We certainly recognize some limitations of this research and the opportunities it presents for future work. First, we limited our framework for configuring supply chains to the operational and tactical levels. Strategic configurations of supply chains were not explored. Strategic configurations would be relevant when companies make more fundamental decisions, such as those involving a choice between make versus buy, or operating in a brick-and-mortar versus internet environment, etc. For example, the move from a traditional bookstore to online book distribution would definitely require major reconfiguration of the supply chain, and also of the information sharing patterns. Extending this framework to encompass strategic supply chain configurations is left as a future exercise. Second, in this research, we focus on configurations that are driven by information sharing. A supply chain is certainly a value-creating network with multiple-channels of communication involving product, service and information (Parolini 1999). A possible area for future research is to bring product and service also into the scope of supply chain configurations. Third, this paper focuses on the methodology and the technology framework for configurable supply chains. A promising next step would be to test this framework through a real implementation and provide an empirical study in terms of its performance over typical supply chain management applications.
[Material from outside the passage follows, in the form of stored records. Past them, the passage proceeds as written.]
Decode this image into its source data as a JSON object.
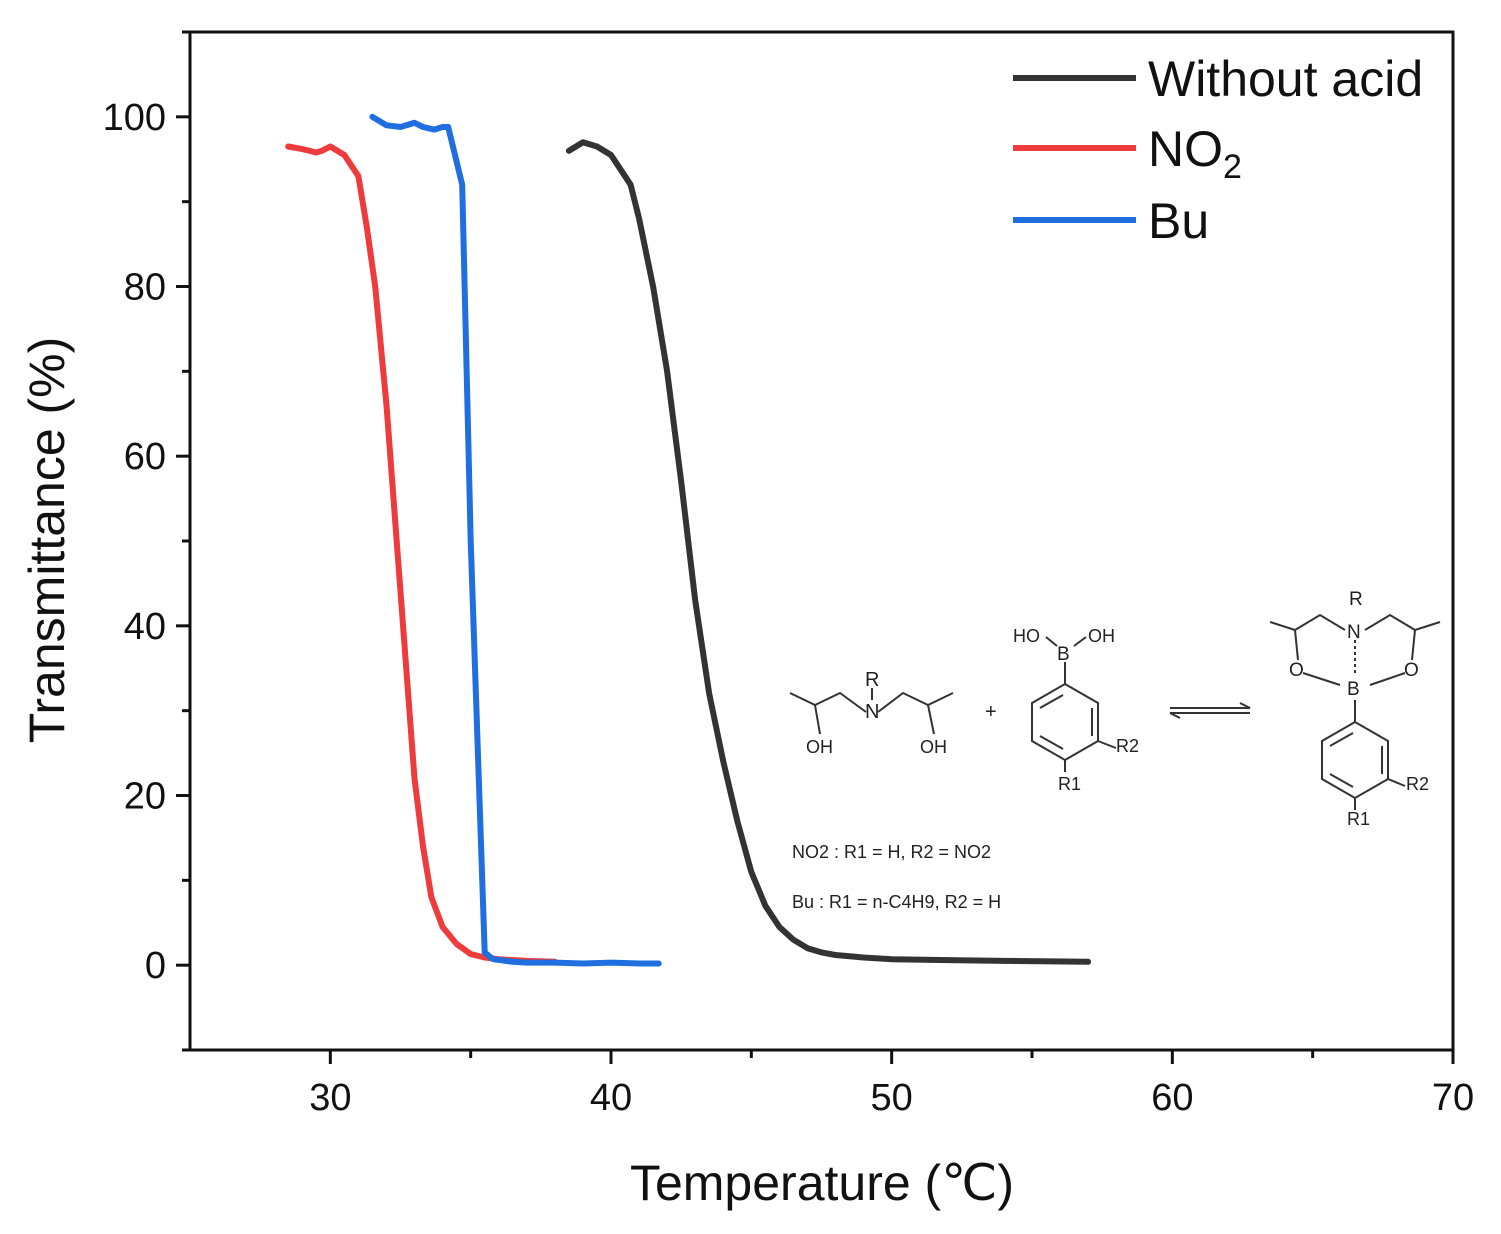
{
  "chart_data": {
    "type": "line",
    "xlabel": "Temperature (℃)",
    "ylabel": "Transmittance (%)",
    "xlim": [
      25,
      70
    ],
    "ylim": [
      -10,
      110
    ],
    "x_ticks": [
      30,
      40,
      50,
      60,
      70
    ],
    "y_ticks": [
      0,
      20,
      40,
      60,
      80,
      100
    ],
    "grid": false,
    "legend_position": "top-right",
    "series": [
      {
        "name": "Without acid",
        "color": "#333333",
        "x": [
          38.5,
          39,
          39.5,
          40,
          40.3,
          40.7,
          41,
          41.5,
          42,
          42.5,
          43,
          43.5,
          44,
          44.5,
          45,
          45.5,
          46,
          46.5,
          47,
          47.5,
          48,
          49,
          50,
          52,
          54,
          57
        ],
        "y": [
          96,
          97,
          96.5,
          95.5,
          94,
          92,
          88,
          80,
          70,
          57,
          43,
          32,
          24,
          17,
          11,
          7,
          4.5,
          3,
          2,
          1.5,
          1.2,
          0.9,
          0.7,
          0.6,
          0.5,
          0.4
        ]
      },
      {
        "name": "NO2",
        "color": "#ee3b3b",
        "x": [
          28.5,
          29,
          29.5,
          29.7,
          30,
          30.5,
          31,
          31.3,
          31.6,
          32,
          32.5,
          33,
          33.3,
          33.6,
          34,
          34.5,
          35,
          35.5,
          36,
          37,
          38
        ],
        "y": [
          96.5,
          96.2,
          95.8,
          96,
          96.5,
          95.5,
          93,
          87,
          80,
          66,
          44,
          22,
          14,
          8,
          4.5,
          2.5,
          1.3,
          0.9,
          0.7,
          0.5,
          0.4
        ]
      },
      {
        "name": "Bu",
        "color": "#1f6fe0",
        "x": [
          31.5,
          32,
          32.5,
          33,
          33.3,
          33.7,
          34,
          34.2,
          34.7,
          35,
          35.5,
          35.8,
          36.5,
          37,
          38,
          39,
          40,
          41,
          41.7
        ],
        "y": [
          100,
          99,
          98.8,
          99.3,
          98.8,
          98.5,
          98.8,
          98.8,
          92,
          50,
          1.5,
          0.7,
          0.4,
          0.3,
          0.3,
          0.2,
          0.3,
          0.2,
          0.2
        ]
      }
    ],
    "legend": [
      "Without acid",
      "NO2",
      "Bu"
    ],
    "scheme": {
      "reactant_r": "R",
      "reactant_n": "N",
      "reactant_oh_left": "OH",
      "reactant_oh_right": "OH",
      "plus": "+",
      "boronic_ho": "HO",
      "boronic_b": "B",
      "boronic_oh": "OH",
      "r1": "R1",
      "r2": "R2",
      "product_r": "R",
      "product_n": "N",
      "product_b": "B",
      "product_o_left": "O",
      "product_o_right": "O",
      "note_no2": "NO2 : R1 = H, R2 = NO2",
      "note_bu": "Bu : R1 = n-C4H9, R2 = H"
    }
  }
}
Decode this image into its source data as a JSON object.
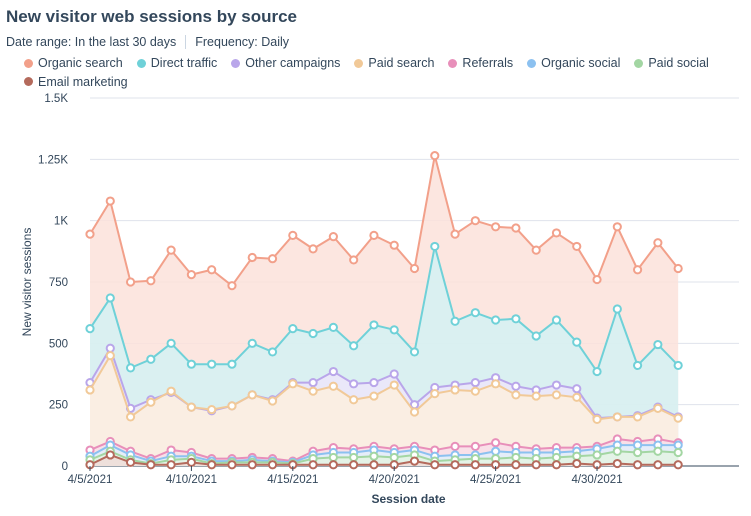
{
  "header": {
    "title": "New visitor web sessions by source",
    "date_range": "Date range: In the last 30 days",
    "frequency": "Frequency: Daily"
  },
  "chart_data": {
    "type": "area",
    "stacked": false,
    "title": "New visitor web sessions by source",
    "xlabel": "Session date",
    "ylabel": "New visitor sessions",
    "ylim": [
      0,
      1500
    ],
    "yticks": [
      0,
      250,
      500,
      750,
      1000,
      1250,
      1500
    ],
    "ytick_labels": [
      "0",
      "250",
      "500",
      "750",
      "1K",
      "1.25K",
      "1.5K"
    ],
    "x": [
      "4/5/2021",
      "4/6/2021",
      "4/7/2021",
      "4/8/2021",
      "4/9/2021",
      "4/10/2021",
      "4/11/2021",
      "4/12/2021",
      "4/13/2021",
      "4/14/2021",
      "4/15/2021",
      "4/16/2021",
      "4/17/2021",
      "4/18/2021",
      "4/19/2021",
      "4/20/2021",
      "4/21/2021",
      "4/22/2021",
      "4/23/2021",
      "4/24/2021",
      "4/25/2021",
      "4/26/2021",
      "4/27/2021",
      "4/28/2021",
      "4/29/2021",
      "4/30/2021",
      "5/1/2021",
      "5/2/2021",
      "5/3/2021",
      "5/4/2021",
      "5/5/2021",
      "5/6/2021",
      "5/7/2021"
    ],
    "xtick_labels": [
      {
        "index": 0,
        "label": "4/5/2021"
      },
      {
        "index": 5,
        "label": "4/10/2021"
      },
      {
        "index": 10,
        "label": "4/15/2021"
      },
      {
        "index": 15,
        "label": "4/20/2021"
      },
      {
        "index": 20,
        "label": "4/25/2021"
      },
      {
        "index": 25,
        "label": "4/30/2021"
      }
    ],
    "legend_position": "top",
    "series": [
      {
        "name": "Organic search",
        "color": "#f2a08a",
        "fill": "#fbe2db",
        "values": [
          945,
          1080,
          750,
          755,
          880,
          780,
          800,
          735,
          850,
          845,
          940,
          885,
          935,
          840,
          940,
          900,
          805,
          1265,
          945,
          1000,
          975,
          970,
          880,
          950,
          895,
          760,
          975,
          800,
          910,
          805,
          0,
          0,
          0
        ]
      },
      {
        "name": "Direct traffic",
        "color": "#6fd1d8",
        "fill": "#d4f1f3",
        "values": [
          560,
          685,
          400,
          435,
          500,
          415,
          415,
          415,
          500,
          465,
          560,
          540,
          565,
          490,
          575,
          555,
          465,
          895,
          590,
          625,
          595,
          600,
          530,
          595,
          505,
          385,
          640,
          410,
          495,
          410,
          0,
          0,
          0
        ]
      },
      {
        "name": "Other campaigns",
        "color": "#b9a6ea",
        "fill": "#ece6fa",
        "values": [
          340,
          480,
          235,
          270,
          300,
          240,
          225,
          245,
          290,
          270,
          340,
          340,
          385,
          335,
          340,
          375,
          250,
          320,
          330,
          340,
          360,
          325,
          310,
          330,
          315,
          195,
          200,
          205,
          240,
          200,
          0,
          0,
          0
        ]
      },
      {
        "name": "Paid search",
        "color": "#f1c998",
        "fill": "#fdefdf",
        "values": [
          310,
          450,
          200,
          260,
          305,
          240,
          230,
          245,
          290,
          265,
          335,
          305,
          325,
          270,
          285,
          330,
          220,
          295,
          310,
          305,
          335,
          290,
          285,
          290,
          280,
          190,
          200,
          200,
          235,
          195,
          0,
          0,
          0
        ]
      },
      {
        "name": "Referrals",
        "color": "#e88fba",
        "fill": "#f8dde9",
        "values": [
          65,
          100,
          60,
          30,
          65,
          55,
          30,
          30,
          35,
          30,
          20,
          60,
          75,
          70,
          80,
          70,
          80,
          65,
          80,
          80,
          95,
          80,
          70,
          75,
          75,
          80,
          110,
          100,
          110,
          95,
          0,
          0,
          0
        ]
      },
      {
        "name": "Organic social",
        "color": "#8cc1f0",
        "fill": "#e2effb",
        "values": [
          40,
          85,
          45,
          20,
          40,
          40,
          20,
          20,
          25,
          20,
          15,
          45,
          55,
          55,
          65,
          55,
          65,
          40,
          45,
          45,
          60,
          55,
          55,
          55,
          60,
          70,
          85,
          85,
          85,
          85,
          0,
          0,
          0
        ]
      },
      {
        "name": "Paid social",
        "color": "#a3d6a3",
        "fill": "#e4f3e4",
        "values": [
          25,
          60,
          25,
          10,
          25,
          30,
          10,
          15,
          15,
          15,
          10,
          30,
          35,
          35,
          40,
          35,
          45,
          20,
          25,
          30,
          30,
          35,
          30,
          35,
          40,
          45,
          60,
          55,
          60,
          55,
          0,
          0,
          0
        ]
      },
      {
        "name": "Email marketing",
        "color": "#b46a5c",
        "fill": "#f0dcd8",
        "values": [
          5,
          45,
          15,
          5,
          5,
          15,
          5,
          5,
          5,
          5,
          5,
          5,
          5,
          5,
          5,
          5,
          20,
          5,
          5,
          5,
          5,
          5,
          5,
          5,
          10,
          5,
          10,
          5,
          5,
          5,
          0,
          0,
          0
        ]
      }
    ]
  }
}
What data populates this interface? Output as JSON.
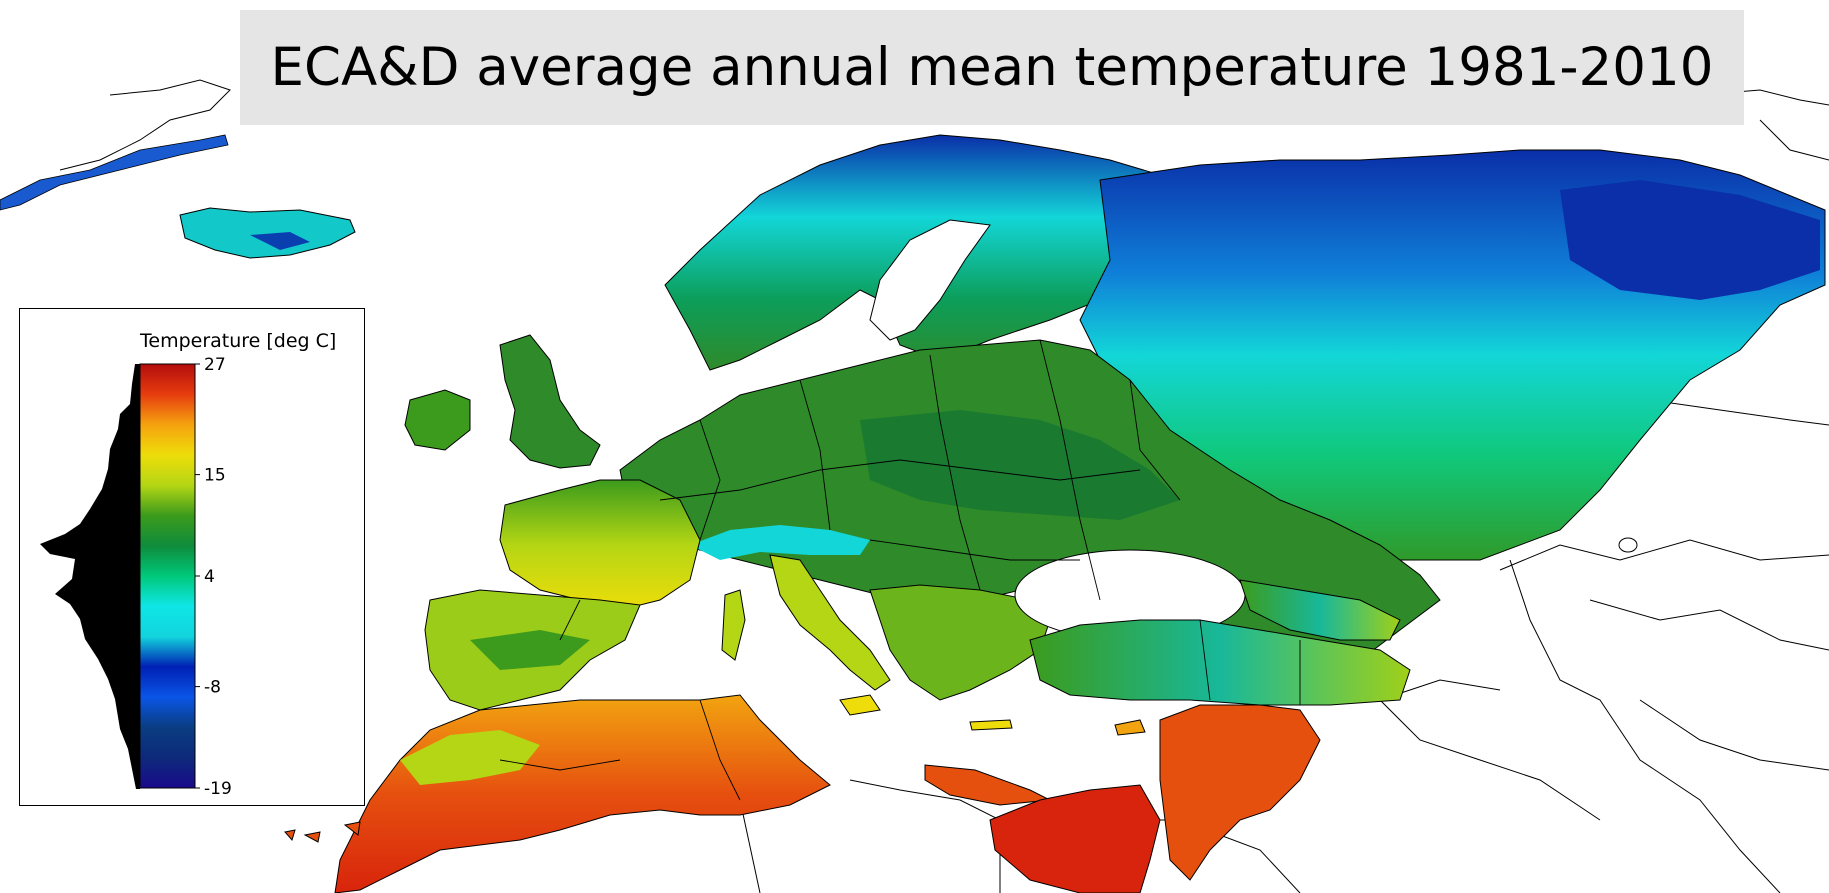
{
  "title": "ECA&D average annual mean temperature 1981-2010",
  "legend": {
    "title": "Temperature [deg C]",
    "ticks": [
      "27",
      "15",
      "4",
      "-8",
      "-19"
    ],
    "tick_values": [
      27,
      15,
      4,
      -8,
      -19
    ],
    "range": [
      -19,
      27
    ],
    "colormap": [
      "#1a0a8c",
      "#0d2a7a",
      "#0a3d82",
      "#0a55e6",
      "#0020b4",
      "#12d4dd",
      "#0fe6e6",
      "#00c87a",
      "#0f8c3c",
      "#3c9b1c",
      "#b4d614",
      "#eedd0a",
      "#f5a20f",
      "#e63c0f",
      "#b40d0d"
    ]
  },
  "map": {
    "colors": {
      "cold": "#0a2fa8",
      "cool": "#13d6d8",
      "mild": "#0c9e5a",
      "temperate": "#2f8a2a",
      "warm": "#c8d81a",
      "hot": "#f2a410",
      "very_hot": "#d8240c",
      "border": "#000000",
      "land_outline": "#000000"
    }
  }
}
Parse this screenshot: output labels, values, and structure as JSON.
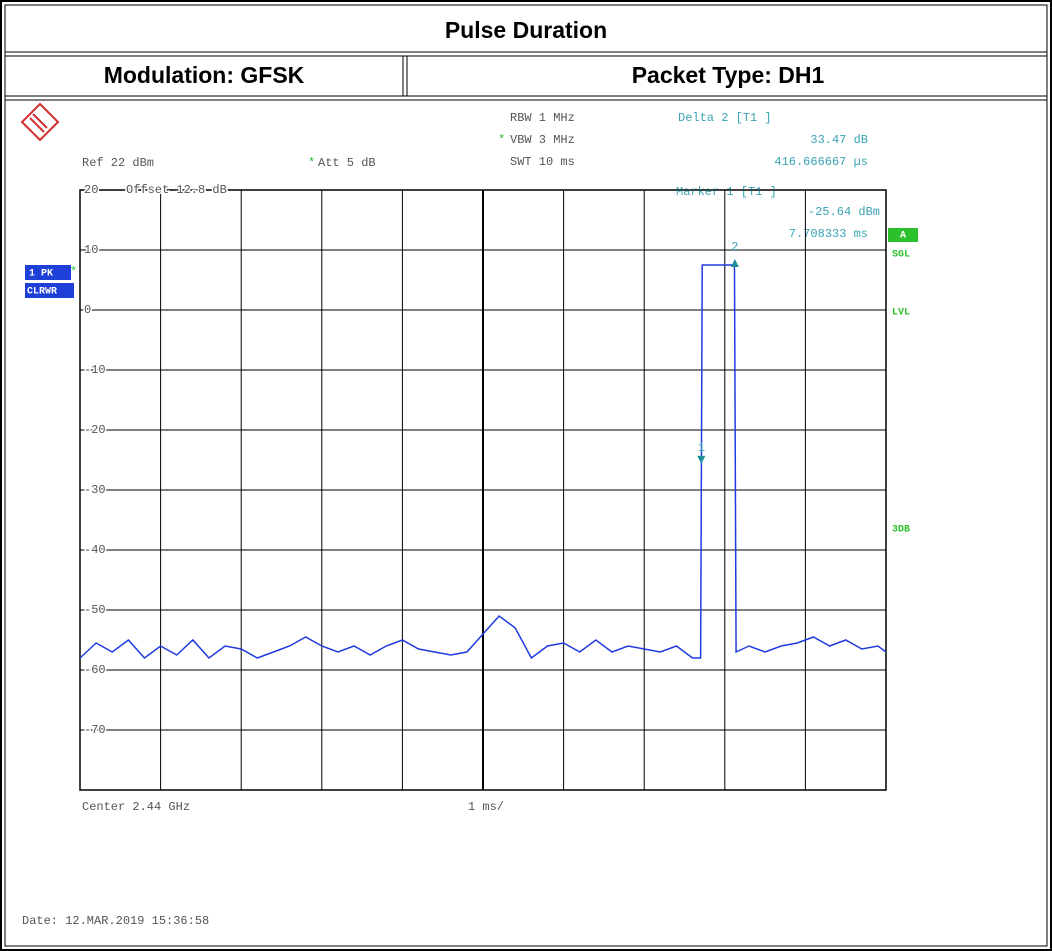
{
  "header": {
    "title": "Pulse Duration",
    "left": "Modulation: GFSK",
    "right": "Packet Type: DH1"
  },
  "screen": {
    "top_left": [
      "Ref  22 dBm",
      "Offset  12.8 dB"
    ],
    "att_star": "*",
    "att": "Att   5 dB",
    "settings": [
      "RBW  1 MHz",
      "VBW  3 MHz",
      "SWT  10 ms"
    ],
    "vbw_star": "*",
    "delta": [
      "Delta 2 [T1 ]",
      "33.47 dB",
      "416.666667 µs"
    ],
    "marker": [
      "Marker 1 [T1 ]",
      "-25.64 dBm",
      "7.708333 ms"
    ],
    "left_badges": [
      "1 PK",
      "CLRWR"
    ],
    "pk_star": "*",
    "right_badge": "A",
    "right_labels": [
      "SGL",
      "LVL",
      "3DB"
    ],
    "footer": [
      "Center 2.44 GHz",
      "1 ms/"
    ],
    "date": "Date: 12.MAR.2019  15:36:58"
  },
  "chart_data": {
    "type": "line",
    "xlim": [
      0,
      10
    ],
    "ylim": [
      -80,
      20
    ],
    "yticks": [
      20,
      10,
      0,
      -10,
      -20,
      -30,
      -40,
      -50,
      -60,
      -70
    ],
    "grid": true,
    "series": [
      {
        "color": "#1f3be0",
        "x": [
          0,
          0.2,
          0.4,
          0.6,
          0.8,
          1.0,
          1.2,
          1.4,
          1.6,
          1.8,
          2.0,
          2.2,
          2.4,
          2.6,
          2.8,
          3.0,
          3.2,
          3.4,
          3.6,
          3.8,
          4.0,
          4.2,
          4.4,
          4.6,
          4.8,
          5.0,
          5.2,
          5.4,
          5.6,
          5.8,
          6.0,
          6.2,
          6.4,
          6.6,
          6.8,
          7.0,
          7.2,
          7.4,
          7.6,
          7.7,
          7.72,
          8.12,
          8.14,
          8.3,
          8.5,
          8.7,
          8.9,
          9.1,
          9.3,
          9.5,
          9.7,
          9.9,
          10
        ],
        "values": [
          -58,
          -55.5,
          -57,
          -55,
          -58,
          -56,
          -57.5,
          -55,
          -58,
          -56,
          -56.5,
          -58,
          -57,
          -56,
          -54.5,
          -56,
          -57,
          -56,
          -57.5,
          -56,
          -55,
          -56.5,
          -57,
          -57.5,
          -57,
          -54,
          -51,
          -53,
          -58,
          -56,
          -55.5,
          -57,
          -55,
          -57,
          -56,
          -56.5,
          -57,
          -56,
          -58,
          -58,
          7.5,
          7.5,
          -57,
          -56,
          -57,
          -56,
          -55.5,
          -54.5,
          -56,
          -55,
          -56.5,
          -56,
          -57
        ]
      }
    ],
    "markers": [
      {
        "label": "1",
        "x": 7.708333,
        "y": -25.64,
        "color": "#1e8f9a"
      },
      {
        "label": "2",
        "x": 8.125,
        "y": 7.83,
        "color": "#1e8f9a"
      }
    ]
  }
}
In addition, supply chain configurations must be further validated both syntactically and semantically. Syntactically, the ECA rules in each configuration must not conflict. Semantically, each parameter in an ECA rule should be checked. For example, if the “condition” clause in an ECA rule specifies the required order fill rate, this parameter can only be adjusted in a reasonable value range. In general, to ensure that a configuration is semantically correct, we may need to specify valid value ranges for each parameter. Therefore, a detailed procedure for validation should be developed. Finally, in the information sharing model, the cost of information sharing has been neglected. This assumption is reasonable since supply chain partners have highly automated enterprise systems and fast, integrated information exchange infrastructures. Thus, the cost differential of message exchange between a one message-per-week versus a one-message-per-day scenario is very small. On the other hand, the cost of information sharing may also need to consider the costs related to gathering data, preparing information in proper formats, processing shared information, maintaining data, and other data management efforts. Hence, a more accurate model should include this cost as another parameter.

7 Conclusions

Information sharing plays a key role in supply chain collaboration, which requires timely information about suppliers, manufacturing, distribution, retailing, and demand. In this paper, we introduced a new methodology to leverage information sharing for configuring supply chains based on well-known technologies, such as UML, XML and ECA rules. This methodology consists of several steps, many of which can be automated (or partially automated) using existing tools. Through this methodology, we are able to analyze information sharing, create supply chain configurations, evaluate configurations and use them suitably in response to supply chain changes.

We showed that supply chain changes (e.g., changes in cost structures, market competitiveness and demand variability etc.) and exceptions can lead to different information sharing requirements and then suitable configurations should be selected to meet the requirements. The results of the simulation show that well-designed configurations can lead to improved performance of a supply chain. Finally, we developed an architecture to implement our methodology and also discussed managerial implications of this work.